In his medium-term budget policy statement, Finance Minister Tito Mboweni said government debt will peak two years later, and higher, than previously forecast, the fiscal gap will widen further and state revenue will continue to undershoot.

The news is likely to weigh on rating companies including Moody’s Investors Service, which delayed reviewing the country’s debt rating earlier this month. Moody’s is the only one of the three major rating firms to assess South Africa’s debt at investment level. A move lower would spark forced selling of bonds by investors who track investment-grade debt indexes including Citigroup’s World Government Bond Index.

“I was clearly too optimistic that Mboweni would announce enough fiscal tightening to keep the ratings agencies at bay,” said Win Thin, global currency strategist at Brown Brothers Harriman and Co. “I think risks of downgrades have gone up significantly.”

Foreign investors own 38% of South Africa’s R1.97trn of local-currency bonds, making the country vulnerable to capital flight. Outflows could reach $5bn should the country lose its membership of the WGBI, according to Bank of America Merill Lynch.

“I don’t think this budget does SA Inc. any favours,” said Halen Bothma, an economist at ETM Analytics in Johannesburg. “It doesn’t instill confidence in the market about the South African government’s ability to tackle its fiscal imbalances. We are leaning towards a higher probability of a downgrade.’

The rand declined as much as 2.2%, reversing a gain of 0.8% before the budget speech. It traded 2.1% down at R14.57/$ at 19:34 in Johannesburg. Benchmark 2026 government bonds fell, driving the yield up 15 basis points to 9.31%, the highest since December.
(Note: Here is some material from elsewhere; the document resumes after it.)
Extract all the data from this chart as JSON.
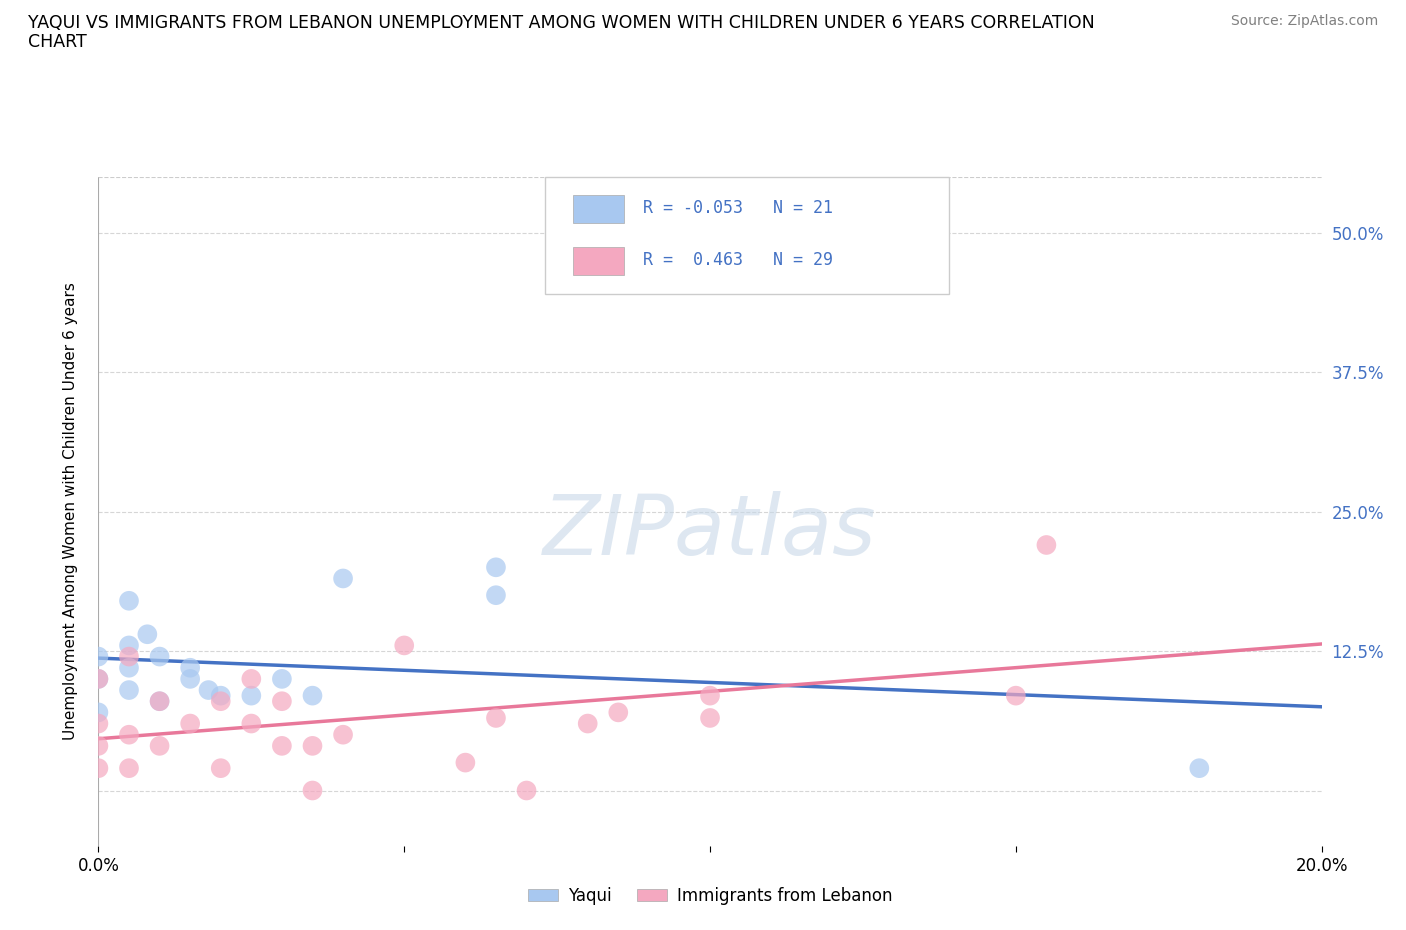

“South Africa remains stuck in a low-growth, high-debt environment and it is difficult to get euphoric about the outlook for the rand,” said Bernd Berg, a foreign-exchange strategist at Woodman Asset Management AG in Zug, Switzerland. “With little positive domestic drivers and a challenging external environment, it is hard to see the rand outperform its emerging-market peers in the short run.”

South Africa’s benchmark stock index closed 0.6% lower after gaining as much as 0.6% earlier.